Every human being is hardwired for love. It belongs to man’s nature as a rational being to love and be loved, regardless of the type of relationship in which he finds himself. Such a desire for love takes on a unique characteristic in romantic relationships since it seeks not only spiritual union of willing each other’s good but physical expression of that union that involves man’s sexual faculty.

For those in our culture who live by the “Love is love” slogan, reverence for sex’s natural order to procreation, which necessarily entails the complementarity of the sexes, is not an essential criterion for appropriate expressions of sexual love. It’s believed that the procreative end of sex and the complementarity of the sexes that comes with it can be dispensed with for the sake of pursuing the unitive end.

But in light of the above analysis of what constitutes authentic sexual love, it’s clear that such acts that seek to thwart the procreative end of sex while voluntarily using the sexual powers cannot in principle be authentic expressions of love.
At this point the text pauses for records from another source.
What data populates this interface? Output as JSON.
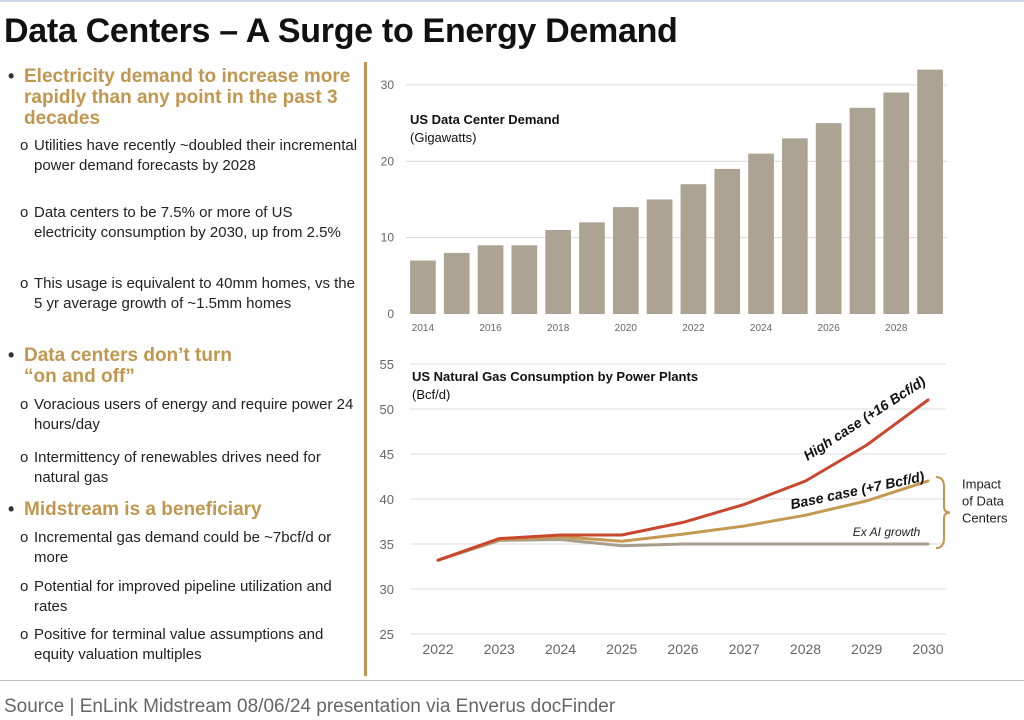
{
  "title": "Data Centers – A Surge to Energy Demand",
  "source": "Source | EnLink Midstream 08/06/24 presentation via Enverus docFinder",
  "bullets": [
    {
      "heading": "Electricity demand to increase more rapidly than any point in the past 3 decades",
      "subs": [
        "Utilities have recently ~doubled their incremental power demand forecasts by 2028",
        "Data centers to be 7.5% or more of US electricity consumption by 2030, up from 2.5%",
        "This usage is equivalent to 40mm homes, vs the 5 yr average growth of ~1.5mm homes"
      ]
    },
    {
      "heading": "Data centers don’t turn “on and off”",
      "subs": [
        "Voracious users of energy and require power 24 hours/day",
        "Intermittency of renewables drives need for natural gas"
      ]
    },
    {
      "heading": "Midstream is a beneficiary",
      "subs": [
        "Incremental gas demand could be ~7bcf/d or more",
        "Potential for improved pipeline utilization and rates",
        "Positive for terminal value assumptions and equity valuation multiples"
      ]
    }
  ],
  "bullet_glyph": "•",
  "sub_glyph": "o",
  "colors": {
    "accent": "#c1974f",
    "bar": "#ada392",
    "high": "#c9472f",
    "base": "#c49a52",
    "exai": "#a89d8a"
  },
  "chart_data": [
    {
      "type": "bar",
      "title": "US Data Center Demand",
      "unit": "(Gigawatts)",
      "categories": [
        "2014",
        "2015",
        "2016",
        "2017",
        "2018",
        "2019",
        "2020",
        "2021",
        "2022",
        "2023",
        "2024",
        "2025",
        "2026",
        "2027",
        "2028",
        "2029"
      ],
      "values": [
        7,
        8,
        9,
        9,
        11,
        12,
        14,
        15,
        17,
        19,
        21,
        23,
        25,
        27,
        29,
        32
      ],
      "xtick_labels": [
        "2014",
        "2016",
        "2018",
        "2020",
        "2022",
        "2024",
        "2026",
        "2028"
      ],
      "yticks": [
        0,
        10,
        20,
        30
      ],
      "ylim": [
        0,
        33
      ],
      "grid": true
    },
    {
      "type": "line",
      "title": "US Natural Gas Consumption by Power Plants",
      "unit": "(Bcf/d)",
      "x": [
        "2022",
        "2023",
        "2024",
        "2025",
        "2026",
        "2027",
        "2028",
        "2029",
        "2030"
      ],
      "yticks": [
        25,
        30,
        35,
        40,
        45,
        50,
        55
      ],
      "ylim": [
        25,
        55
      ],
      "grid": true,
      "series": [
        {
          "name": "High case (+16 Bcf/d)",
          "color": "#c9472f",
          "values": [
            33.2,
            35.6,
            36.0,
            36.0,
            37.4,
            39.4,
            42.0,
            46.0,
            51.0
          ]
        },
        {
          "name": "Base case (+7 Bcf/d)",
          "color": "#c49a52",
          "values": [
            33.2,
            35.5,
            35.8,
            35.3,
            36.1,
            37.0,
            38.2,
            39.8,
            42.0
          ]
        },
        {
          "name": "Ex AI growth",
          "color": "#a89d8a",
          "values": [
            33.2,
            35.4,
            35.5,
            34.8,
            35.0,
            35.0,
            35.0,
            35.0,
            35.0
          ]
        }
      ],
      "annotation": "Impact of Data Centers"
    }
  ]
}
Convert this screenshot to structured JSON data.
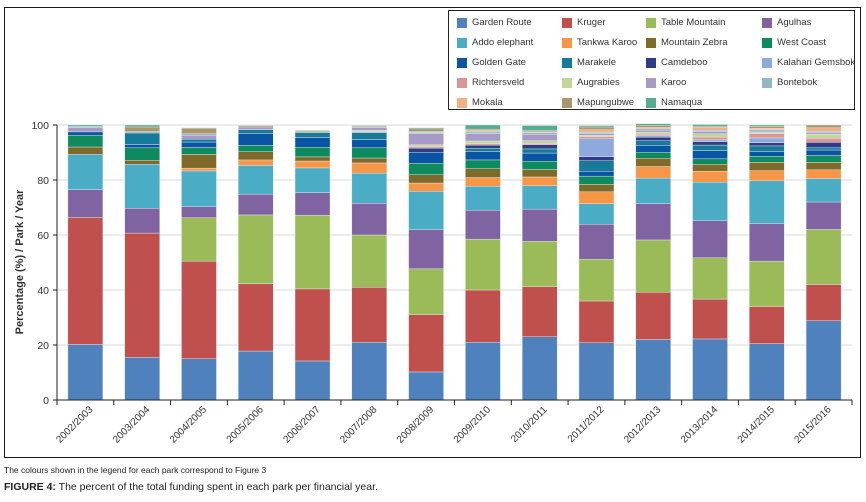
{
  "chart_data": {
    "type": "bar",
    "stacked": true,
    "title": "",
    "xlabel": "",
    "ylabel": "Percentage (%) / Park / Year",
    "ylim": [
      0,
      100
    ],
    "yticks": [
      0,
      20,
      40,
      60,
      80,
      100
    ],
    "grid": true,
    "legend_position": "top-right",
    "categories": [
      "2002/2003",
      "2003/2004",
      "2004/2005",
      "2005/2006",
      "2006/2007",
      "2007/2008",
      "2008/2009",
      "2009/2010",
      "2010/2011",
      "2011/2012",
      "2012/2013",
      "2013/2014",
      "2014/2015",
      "2015/2016"
    ],
    "series": [
      {
        "name": "Garden Route",
        "color": "#4F81BD",
        "values": [
          20.2,
          15.5,
          15.0,
          17.8,
          14.2,
          21.0,
          10.2,
          21.0,
          23.0,
          20.8,
          22.0,
          22.2,
          20.5,
          28.8
        ]
      },
      {
        "name": "Kruger",
        "color": "#C0504D",
        "values": [
          46.2,
          45.2,
          35.5,
          24.5,
          26.2,
          20.0,
          20.8,
          19.0,
          18.2,
          15.2,
          17.2,
          14.5,
          13.5,
          13.2
        ]
      },
      {
        "name": "Table Mountain",
        "color": "#9BBB59",
        "values": [
          0,
          0,
          15.8,
          25.0,
          26.8,
          19.0,
          16.7,
          18.5,
          16.5,
          15.2,
          19.0,
          15.0,
          16.5,
          20.0
        ]
      },
      {
        "name": "Agulhas",
        "color": "#8064A2",
        "values": [
          10.1,
          9.0,
          4.0,
          7.5,
          8.2,
          11.5,
          14.2,
          10.5,
          11.7,
          12.7,
          13.2,
          13.5,
          13.7,
          10.0
        ]
      },
      {
        "name": "Addo elephant",
        "color": "#4BACC6",
        "values": [
          12.8,
          16.0,
          13.0,
          10.5,
          9.0,
          11.0,
          14.0,
          8.7,
          8.5,
          7.5,
          9.3,
          14.0,
          15.5,
          8.5
        ]
      },
      {
        "name": "Tankwa Karoo",
        "color": "#F79646",
        "values": [
          0,
          0,
          1.0,
          2.0,
          2.5,
          3.7,
          3.0,
          3.2,
          3.2,
          4.3,
          4.2,
          4.0,
          3.7,
          3.2
        ]
      },
      {
        "name": "Mountain Zebra",
        "color": "#7F6A2A",
        "values": [
          2.7,
          1.5,
          5.0,
          3.0,
          1.5,
          1.8,
          3.0,
          3.2,
          2.7,
          2.7,
          3.0,
          2.5,
          3.0,
          2.7
        ]
      },
      {
        "name": "West Coast",
        "color": "#0E8A5F",
        "values": [
          4.3,
          4.5,
          2.5,
          2.3,
          3.5,
          3.7,
          4.2,
          3.2,
          3.0,
          3.0,
          2.2,
          2.0,
          2.2,
          2.5
        ]
      },
      {
        "name": "Golden Gate",
        "color": "#0A55A3",
        "values": [
          1.2,
          1.2,
          2.0,
          4.2,
          3.5,
          3.0,
          4.0,
          3.0,
          3.0,
          1.8,
          2.5,
          3.0,
          1.8,
          2.0
        ]
      },
      {
        "name": "Marakele",
        "color": "#177A99",
        "values": [
          0,
          4.2,
          1.0,
          1.5,
          1.8,
          2.5,
          0,
          1.2,
          1.5,
          3.8,
          1.7,
          2.0,
          2.0,
          0.8
        ]
      },
      {
        "name": "Camdeboo",
        "color": "#2E3D85",
        "values": [
          0,
          0,
          0,
          0,
          0,
          0,
          1.5,
          1.2,
          1.5,
          1.5,
          1.3,
          1.2,
          1.2,
          2.0
        ]
      },
      {
        "name": "Kalahari Gemsbok",
        "color": "#8EA9DB",
        "values": [
          0,
          0,
          0,
          0,
          0,
          0.4,
          0,
          0,
          0,
          6.5,
          0.5,
          0.7,
          1.7,
          0
        ]
      },
      {
        "name": "Richtersveld",
        "color": "#DA9694",
        "values": [
          0,
          0,
          0,
          0,
          0,
          0,
          0.5,
          0.5,
          0.5,
          0.8,
          0.5,
          1.0,
          1.5,
          1.5
        ]
      },
      {
        "name": "Augrabies",
        "color": "#C4D79B",
        "values": [
          0,
          0,
          0,
          0,
          0,
          0.5,
          0.7,
          1.0,
          1.0,
          0.5,
          0.8,
          1.2,
          0.5,
          1.5
        ]
      },
      {
        "name": "Karoo",
        "color": "#A89AC7",
        "values": [
          1.5,
          0,
          1.5,
          1.0,
          0,
          1.0,
          4.0,
          2.7,
          2.3,
          0.5,
          0.7,
          0.8,
          0.5,
          0.5
        ]
      },
      {
        "name": "Bontebok",
        "color": "#92B8C8",
        "values": [
          0.5,
          0.5,
          0.5,
          0,
          0,
          0.3,
          0.5,
          0.6,
          0.6,
          0.5,
          0.5,
          0.5,
          0.5,
          0.5
        ]
      },
      {
        "name": "Mokala",
        "color": "#F2B184",
        "values": [
          0,
          0,
          0,
          0,
          0,
          0,
          0.3,
          0.5,
          0.3,
          1.0,
          0.5,
          1.0,
          0.5,
          1.3
        ]
      },
      {
        "name": "Mapungubwe",
        "color": "#A9976B",
        "values": [
          0,
          1.7,
          2.0,
          0.5,
          0.5,
          0.4,
          1.0,
          0.5,
          0.5,
          1.0,
          0.8,
          0.5,
          0.7,
          1.0
        ]
      },
      {
        "name": "Namaqua",
        "color": "#55AC90",
        "values": [
          0.5,
          0.7,
          0.2,
          0.2,
          0.3,
          0.2,
          0.4,
          1.5,
          1.8,
          0.5,
          0.6,
          0.6,
          0.5,
          0
        ]
      }
    ]
  },
  "legend": {
    "items": [
      "Garden Route",
      "Kruger",
      "Table Mountain",
      "Agulhas",
      "Addo elephant",
      "Tankwa Karoo",
      "Mountain Zebra",
      "West Coast",
      "Golden Gate",
      "Marakele",
      "Camdeboo",
      "Kalahari Gemsbok",
      "Richtersveld",
      "Augrabies",
      "Karoo",
      "Bontebok",
      "Mokala",
      "Mapungubwe",
      "Namaqua"
    ]
  },
  "note": "The colours shown in the legend for each park correspond to Figure 3",
  "caption": {
    "label": "FIGURE 4:",
    "text": " The percent of the total funding spent in each park per financial year."
  }
}
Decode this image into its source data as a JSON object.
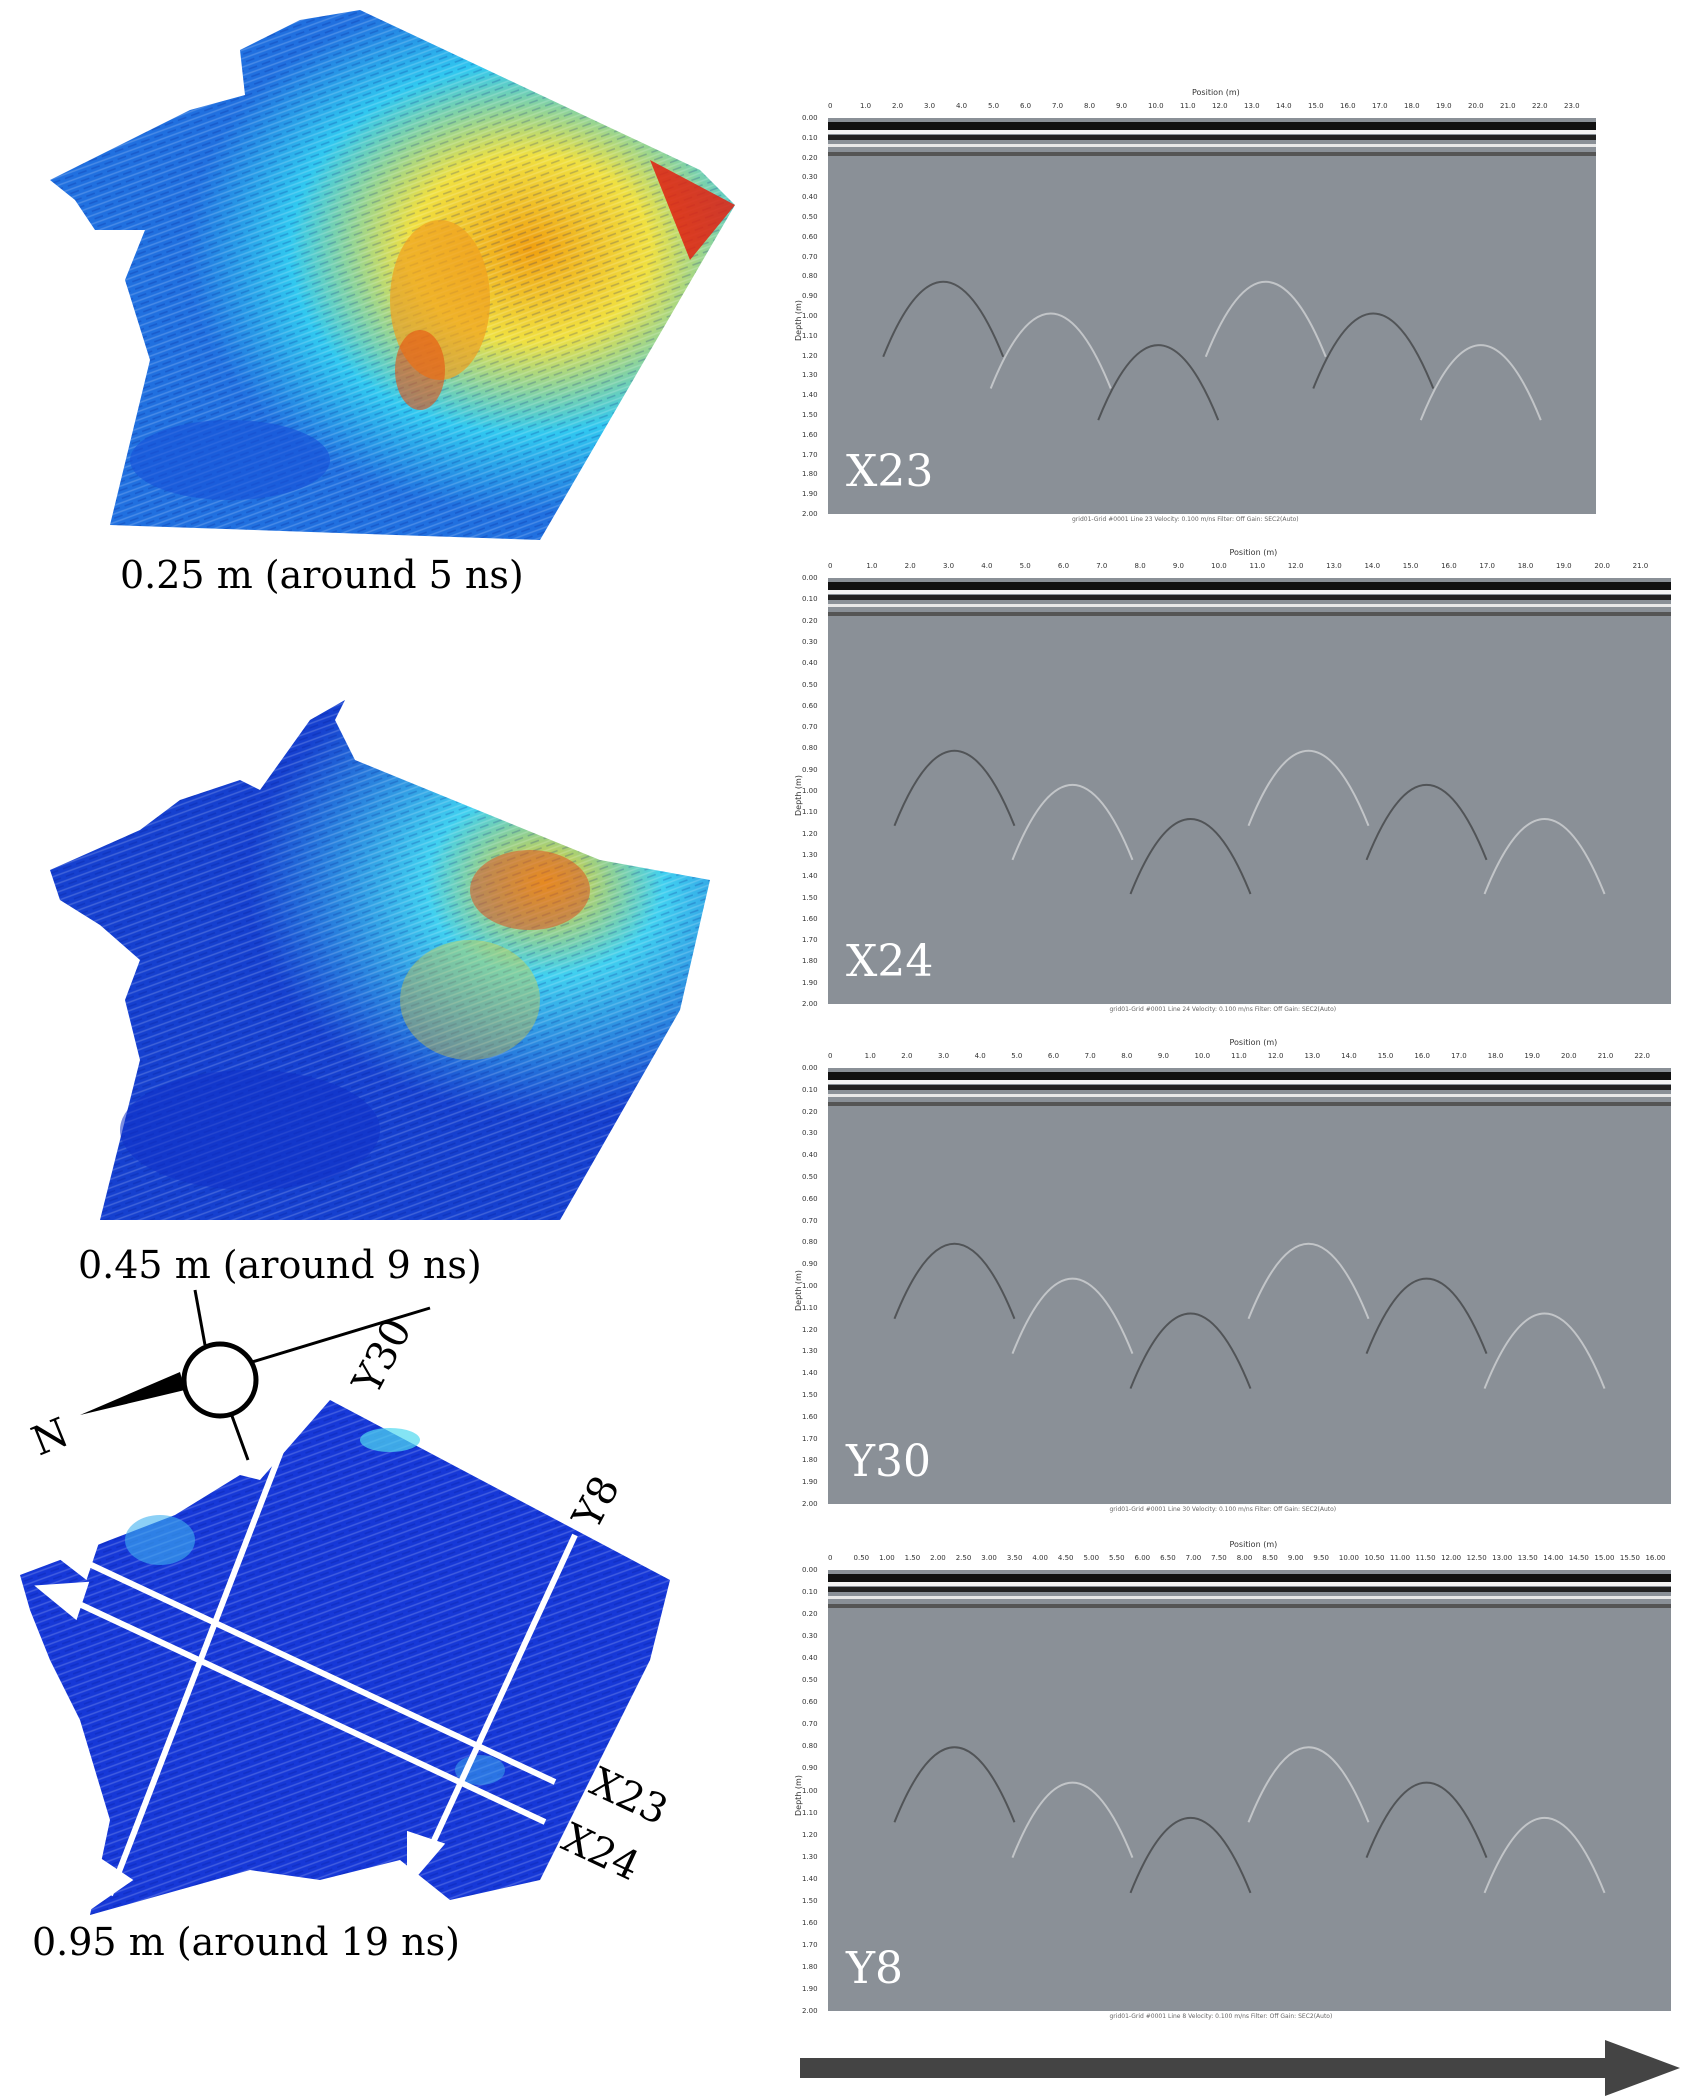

Rather, they undermine love.

This kind of “sexual love” is self-contradictory in nature. What it gives with one hand, the attempt to express love in the body, it takes back with the other, rejecting the order of good that belongs to the beloved as an embodied being. In the words of Karol Wojtyla, such a love could only be called an “evil love.”

The “Love Is Love” slogan, therefore, is nothing but a smokescreen that distracts us from the real question: does same-sex sexual activity will the good of the other? Since the answer is no, the slogan’s wisdom just ain’t “the real thing.”

And who wants a mantra
That’ll come back to haunt ya?

Sidebar 1: The Natural Ability of the Sex Act

A critic might object: “If same-sex sexual activity isn’t an authentic expression of sexual love because it’s nonprocreative, then wouldn’t sexual acts where a woman is unintentionally infertile, whether it is due to her natural cycle, old age, or some sort of physical defect, also fail to express true love?”

The answer is no.

One reason is that the inability to generate children from sexual acts when a woman is unintentionally infertile is not the same as the inability to generate children from sexual acts among same-sex couples. When a same-sex couple is unable to generate children after four years of engaging in sexual acts, no one wonders why. That is because the nature of their sexual activity is not procreative—that’s to say, it’s not the type of activity that is naturally ordered to producing children.

On the other hand, male-female couples that, due to age, a medical condition, or even the woman’s natural cycle, cannot conceive a child do engage in a procreative act. The genital union that they achieve is the kind of activity that nature ordains to produce children. And if not for age, or the accidental physical defect, or the natural time of the woman’s cycle, the natural end of procreation would be achieved. So, the inability of a male-female couple to generate children in their sexual act, where the inability is nonvoluntary, involves an impeded natural ability; whereas a same-sex couple’s inability to generate children in their sexual activity involves no natural ability.

Sidebar 2: Frustrating Sex’s Procreative End

Another reason male-female sex that is unintentionally infertile doesn’t parallel same-sex sexual activity is that male-female sex that is unintentionally infertile doesn’t actively frustrate the procreative end of sex like same-sex sexual activity and contraceptive sex does. The latter act involves a perversion and thus is unnatural, whereas the former act does not.

The term unnatural in the moral sense refers to actions that violate human nature. If nature gives humans faculty A so that humans might achieve end B, then it would be a violation of nature’s design ant thus unnatural to use A in a manner that actively frustrates the realization of B or directs A to some end that in principle makes the achievement of B impossible. Same-sex sexual activity fits the unnatural bill.

Sex for a male-female couple where the woman is unintentionally infertile involves no perversion. The couple places no impediment in the way of realizing sex’s natural end of procreation. And since there is no willful disabling of the act to achieve its due end, it’s not unnatural.